About the Guardians Project

Origins, purpose, and direction.

Origins

The Guardians project began with a simple observation: the scale of rainforest loss is now so vast that incremental solutions are no longer enough.

In 2017, founder Will Plant first visited the Amazon rainforest in Colombia. Experiencing the scale, complexity, and ecological importance of the region firsthand made it clear that protecting the Amazon would require solutions capable of operating at landscape scale — not only preventing further loss, but actively restoring what has already been degraded.

This question led Will to Brazil in 2019, where he spent time in the Amazon region engaging directly with organisations working on conservation, reforestation, and agroforestry. Rather than attempting to invent new approaches, the focus was on understanding what was already being tried — and where those efforts were struggling.

One challenge emerged repeatedly: in the most degraded areas of the Amazon, particularly along the arc of deforestation, traditional reforestation efforts often fail. Excessive heat and sunlight, prolonged dry seasons, compacted and nutrient-poor soils, and fire risk combine to produce extremely high tree mortality rates, even when best-practice planting methods are used.

It was during a fundraising event organised in the UK to support an agroforestry project in Brazil that the Guardian concept first took shape. A Brazilian-based forest restoration entrepreneur described mortality rates approaching 90% in severely degraded landscapes — not due to lack of effort or knowledge, but because young forests were simply unable to survive the environmental conditions.

In response to this challenge, a new idea emerged: rather than planting trees into hostile conditions and hoping they survive, could those conditions themselves be altered — quickly and locally — to allow forest systems to re-establish?

Drawing on experience in nature-based solutions and renewable technologies, the concept of the Guardian was developed as a way to create temporary, protective micro-environments: structures that provide shade, retain water, rebuild soil function, and support diverse regeneration until natural forest dynamics can take over.

Where We Are Today

The Guardians project is now at a focused, early-stage implementation phase.

The core concept has been developed through years of observation, research, and engagement with existing ecological restoration efforts in the Amazon. The team combines local ecological expertise with technical and design experience, including on-the-ground agroforestry knowledge in Brazil.

In 2025, an initial Guardian structure was built and tested in the UK. While not intended as a final ecological model, this early build provided practical insight into construction methods, materials, costs, logistics, and deployment considerations — translating theory into hands-on experience.

Equally important, the project has been shaped by sustained engagement with the Amazon region itself. Multiple visits, language fluency, and long-term research into existing restoration approaches have informed the decision to focus on the most degraded landscapes — where regeneration is hardest, but most urgently needed.

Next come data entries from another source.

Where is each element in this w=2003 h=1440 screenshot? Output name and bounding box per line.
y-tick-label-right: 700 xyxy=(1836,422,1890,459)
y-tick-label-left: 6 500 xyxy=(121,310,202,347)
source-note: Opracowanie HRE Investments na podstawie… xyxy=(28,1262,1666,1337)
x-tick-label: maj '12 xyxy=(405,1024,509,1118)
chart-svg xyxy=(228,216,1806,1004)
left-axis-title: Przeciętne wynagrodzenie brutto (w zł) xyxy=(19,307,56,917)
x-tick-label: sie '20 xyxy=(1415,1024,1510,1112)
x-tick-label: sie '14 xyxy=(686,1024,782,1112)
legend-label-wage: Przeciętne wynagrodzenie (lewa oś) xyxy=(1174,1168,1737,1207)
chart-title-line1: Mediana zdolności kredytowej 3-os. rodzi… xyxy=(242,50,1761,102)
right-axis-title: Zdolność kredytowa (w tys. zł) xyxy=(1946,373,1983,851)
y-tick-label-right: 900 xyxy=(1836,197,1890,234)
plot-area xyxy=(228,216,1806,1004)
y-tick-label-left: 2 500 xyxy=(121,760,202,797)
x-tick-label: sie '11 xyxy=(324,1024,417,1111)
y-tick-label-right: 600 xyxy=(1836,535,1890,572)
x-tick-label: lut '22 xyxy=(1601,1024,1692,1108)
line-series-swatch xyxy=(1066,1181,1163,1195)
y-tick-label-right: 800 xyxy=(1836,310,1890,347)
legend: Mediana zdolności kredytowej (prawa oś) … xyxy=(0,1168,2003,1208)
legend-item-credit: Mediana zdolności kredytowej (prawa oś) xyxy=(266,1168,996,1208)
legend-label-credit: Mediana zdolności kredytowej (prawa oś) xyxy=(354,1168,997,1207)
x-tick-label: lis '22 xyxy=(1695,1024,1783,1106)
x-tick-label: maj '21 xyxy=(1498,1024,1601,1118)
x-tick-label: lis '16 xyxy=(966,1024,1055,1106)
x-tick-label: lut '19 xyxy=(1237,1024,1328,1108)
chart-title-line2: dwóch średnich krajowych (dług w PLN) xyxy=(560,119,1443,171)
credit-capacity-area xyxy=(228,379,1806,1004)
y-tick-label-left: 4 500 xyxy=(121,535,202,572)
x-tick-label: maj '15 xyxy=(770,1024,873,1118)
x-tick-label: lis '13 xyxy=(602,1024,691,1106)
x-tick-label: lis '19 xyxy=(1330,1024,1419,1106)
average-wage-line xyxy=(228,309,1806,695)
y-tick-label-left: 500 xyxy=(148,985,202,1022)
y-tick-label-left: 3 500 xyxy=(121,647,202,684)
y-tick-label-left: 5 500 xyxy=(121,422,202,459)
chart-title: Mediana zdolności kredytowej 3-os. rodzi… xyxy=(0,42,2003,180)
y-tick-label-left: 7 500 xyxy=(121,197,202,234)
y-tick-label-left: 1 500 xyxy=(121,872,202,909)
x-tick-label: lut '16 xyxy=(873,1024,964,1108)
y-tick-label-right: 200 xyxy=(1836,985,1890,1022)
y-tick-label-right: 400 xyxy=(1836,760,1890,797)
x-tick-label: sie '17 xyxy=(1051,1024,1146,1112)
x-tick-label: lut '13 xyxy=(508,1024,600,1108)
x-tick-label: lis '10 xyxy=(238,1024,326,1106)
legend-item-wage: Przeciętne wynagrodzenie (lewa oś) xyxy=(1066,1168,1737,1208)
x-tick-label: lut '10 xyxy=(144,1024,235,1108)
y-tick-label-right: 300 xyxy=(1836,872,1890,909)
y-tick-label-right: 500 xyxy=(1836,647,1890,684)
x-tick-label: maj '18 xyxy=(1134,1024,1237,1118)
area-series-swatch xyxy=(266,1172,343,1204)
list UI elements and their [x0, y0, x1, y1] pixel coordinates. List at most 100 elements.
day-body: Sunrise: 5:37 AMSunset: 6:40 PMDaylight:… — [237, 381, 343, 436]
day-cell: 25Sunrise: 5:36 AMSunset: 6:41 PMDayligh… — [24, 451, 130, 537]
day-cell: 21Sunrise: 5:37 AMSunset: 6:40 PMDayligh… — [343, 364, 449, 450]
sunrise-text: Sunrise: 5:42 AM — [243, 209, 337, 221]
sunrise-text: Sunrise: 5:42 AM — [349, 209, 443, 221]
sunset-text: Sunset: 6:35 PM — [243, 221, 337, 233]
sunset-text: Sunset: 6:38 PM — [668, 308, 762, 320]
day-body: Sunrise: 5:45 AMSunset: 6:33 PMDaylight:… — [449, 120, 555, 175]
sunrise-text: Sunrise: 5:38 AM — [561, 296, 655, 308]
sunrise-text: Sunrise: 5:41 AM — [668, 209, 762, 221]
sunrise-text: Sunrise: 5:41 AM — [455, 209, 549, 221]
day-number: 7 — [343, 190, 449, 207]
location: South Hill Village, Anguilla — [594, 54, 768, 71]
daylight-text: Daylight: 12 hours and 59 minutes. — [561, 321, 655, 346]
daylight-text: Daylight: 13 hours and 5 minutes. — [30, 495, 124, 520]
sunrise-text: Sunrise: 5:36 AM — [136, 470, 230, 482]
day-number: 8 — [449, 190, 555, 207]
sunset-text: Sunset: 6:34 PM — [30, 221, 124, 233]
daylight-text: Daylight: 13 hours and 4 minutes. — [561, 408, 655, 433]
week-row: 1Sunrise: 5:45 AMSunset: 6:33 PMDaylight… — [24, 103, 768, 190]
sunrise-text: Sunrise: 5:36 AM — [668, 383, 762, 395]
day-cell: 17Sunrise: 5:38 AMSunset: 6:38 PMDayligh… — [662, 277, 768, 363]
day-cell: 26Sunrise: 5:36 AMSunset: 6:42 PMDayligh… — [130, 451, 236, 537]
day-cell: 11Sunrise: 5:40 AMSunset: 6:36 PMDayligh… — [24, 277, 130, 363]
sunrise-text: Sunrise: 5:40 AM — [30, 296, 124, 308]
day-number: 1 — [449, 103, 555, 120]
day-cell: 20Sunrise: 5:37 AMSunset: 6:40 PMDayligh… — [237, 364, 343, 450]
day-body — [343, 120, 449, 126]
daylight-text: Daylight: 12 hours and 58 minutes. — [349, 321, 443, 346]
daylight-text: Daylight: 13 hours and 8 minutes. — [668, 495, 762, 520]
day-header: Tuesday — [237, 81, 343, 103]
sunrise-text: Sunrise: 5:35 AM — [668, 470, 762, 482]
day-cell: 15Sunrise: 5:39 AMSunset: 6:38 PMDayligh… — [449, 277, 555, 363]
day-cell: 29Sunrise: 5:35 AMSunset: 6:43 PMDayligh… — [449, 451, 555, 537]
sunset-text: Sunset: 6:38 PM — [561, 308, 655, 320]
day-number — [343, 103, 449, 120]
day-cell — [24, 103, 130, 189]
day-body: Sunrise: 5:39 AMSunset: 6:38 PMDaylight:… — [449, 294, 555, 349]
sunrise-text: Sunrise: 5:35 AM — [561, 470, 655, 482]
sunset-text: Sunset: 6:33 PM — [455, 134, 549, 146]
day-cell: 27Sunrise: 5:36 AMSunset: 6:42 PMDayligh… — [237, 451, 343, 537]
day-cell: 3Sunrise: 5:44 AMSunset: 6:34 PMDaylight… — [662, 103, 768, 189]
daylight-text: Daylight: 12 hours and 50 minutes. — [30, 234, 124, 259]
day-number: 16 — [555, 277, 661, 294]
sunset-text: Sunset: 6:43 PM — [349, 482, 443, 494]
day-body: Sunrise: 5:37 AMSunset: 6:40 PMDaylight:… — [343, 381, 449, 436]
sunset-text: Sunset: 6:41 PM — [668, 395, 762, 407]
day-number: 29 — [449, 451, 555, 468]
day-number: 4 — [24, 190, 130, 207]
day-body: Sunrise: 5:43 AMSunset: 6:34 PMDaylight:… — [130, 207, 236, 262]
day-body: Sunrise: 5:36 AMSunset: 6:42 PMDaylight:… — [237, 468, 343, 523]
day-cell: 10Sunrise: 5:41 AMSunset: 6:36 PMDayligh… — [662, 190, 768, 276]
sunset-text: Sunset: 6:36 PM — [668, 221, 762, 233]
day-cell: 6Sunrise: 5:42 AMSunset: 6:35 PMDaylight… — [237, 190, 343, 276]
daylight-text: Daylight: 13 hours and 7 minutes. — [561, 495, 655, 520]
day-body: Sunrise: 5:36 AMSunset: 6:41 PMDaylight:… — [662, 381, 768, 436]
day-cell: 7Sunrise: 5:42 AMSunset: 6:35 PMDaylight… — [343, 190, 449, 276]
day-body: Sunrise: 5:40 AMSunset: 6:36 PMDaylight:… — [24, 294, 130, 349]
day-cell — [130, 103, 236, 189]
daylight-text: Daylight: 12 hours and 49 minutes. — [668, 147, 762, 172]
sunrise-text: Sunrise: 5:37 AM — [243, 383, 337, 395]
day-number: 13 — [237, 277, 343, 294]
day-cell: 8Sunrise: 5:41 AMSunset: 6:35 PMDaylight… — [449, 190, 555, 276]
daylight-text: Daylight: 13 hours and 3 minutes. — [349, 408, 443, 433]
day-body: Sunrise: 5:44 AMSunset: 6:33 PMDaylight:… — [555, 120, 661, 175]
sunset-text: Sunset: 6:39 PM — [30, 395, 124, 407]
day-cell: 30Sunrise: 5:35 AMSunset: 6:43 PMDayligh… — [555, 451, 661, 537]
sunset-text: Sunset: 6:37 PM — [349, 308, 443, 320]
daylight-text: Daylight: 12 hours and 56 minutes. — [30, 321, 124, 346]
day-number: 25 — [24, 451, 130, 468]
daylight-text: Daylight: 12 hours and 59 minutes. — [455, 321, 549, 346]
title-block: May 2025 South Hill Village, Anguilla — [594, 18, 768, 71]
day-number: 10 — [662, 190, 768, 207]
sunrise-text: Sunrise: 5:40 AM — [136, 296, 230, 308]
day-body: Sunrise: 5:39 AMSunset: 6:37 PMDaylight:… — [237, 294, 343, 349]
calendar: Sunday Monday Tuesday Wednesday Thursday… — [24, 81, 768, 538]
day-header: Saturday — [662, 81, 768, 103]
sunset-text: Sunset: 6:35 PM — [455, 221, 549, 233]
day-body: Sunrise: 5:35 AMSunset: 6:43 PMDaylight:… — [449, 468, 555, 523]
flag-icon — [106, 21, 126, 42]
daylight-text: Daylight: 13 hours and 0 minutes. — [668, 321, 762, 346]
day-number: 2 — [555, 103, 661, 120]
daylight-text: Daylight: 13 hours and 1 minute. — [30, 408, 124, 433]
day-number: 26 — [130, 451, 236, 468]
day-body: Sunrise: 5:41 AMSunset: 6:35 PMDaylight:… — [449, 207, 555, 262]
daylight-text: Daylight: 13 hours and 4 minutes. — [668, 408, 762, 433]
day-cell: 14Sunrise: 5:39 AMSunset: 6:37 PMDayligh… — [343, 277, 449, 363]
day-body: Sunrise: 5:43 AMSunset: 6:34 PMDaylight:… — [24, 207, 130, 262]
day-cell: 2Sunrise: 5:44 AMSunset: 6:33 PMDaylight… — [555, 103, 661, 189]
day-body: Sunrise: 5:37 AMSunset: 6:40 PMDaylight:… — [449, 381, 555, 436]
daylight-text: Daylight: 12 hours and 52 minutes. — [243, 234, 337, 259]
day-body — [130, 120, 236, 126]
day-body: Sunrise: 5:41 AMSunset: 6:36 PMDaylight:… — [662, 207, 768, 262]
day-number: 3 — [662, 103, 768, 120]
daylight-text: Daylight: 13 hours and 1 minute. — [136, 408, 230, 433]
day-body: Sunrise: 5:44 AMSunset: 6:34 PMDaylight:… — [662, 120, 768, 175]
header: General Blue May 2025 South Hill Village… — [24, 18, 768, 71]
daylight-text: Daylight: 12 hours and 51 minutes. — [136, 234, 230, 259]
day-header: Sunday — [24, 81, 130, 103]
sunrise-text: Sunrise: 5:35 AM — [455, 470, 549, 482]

Phase One has now been clearly defined and locked: a pilot restoration site in Maranhão, within the Amazon’s arc of deforestation, designed to test, refine, and demonstrate accelerated recovery at the hectare scale.

Looking Ahead

The immediate focus of the Guardians project is the successful delivery of Phase One.

This pilot will establish whether Guardian-supported restoration can enable severely degraded rainforest landscapes to recover in roughly half the time typically required in these regions, while maintaining ecological integrity and long-term resilience.

At this stage, the project is seeking funding and strategic support to implement Phase One and rigorously evaluate its outcomes.

Looking beyond the pilot, the long-term vision is to enable restoration at meaningful scale — not by compromising ecological quality, but by aligning restoration success with durable economic mechanisms. High-quality carbon and biodiversity outcomes, sustainable forest products, and the responsible deployment of restoration technologies all represent potential pathways for reinvesting value back into further regeneration.

These pathways are intentionally not being pursued prematurely. Ecological success comes first. If Phase One demonstrates that degraded rainforest can reliably cross recovery thresholds within a decade, the foundation will exist for broader application across the Amazon and other vulnerable tropical regions.

The Guardians project is ultimately an effort to show that restoration, when designed carefully and supported intelligently, can operate at the scale required — and that ecological regeneration and long-term economic thinking do not need to be in conflict.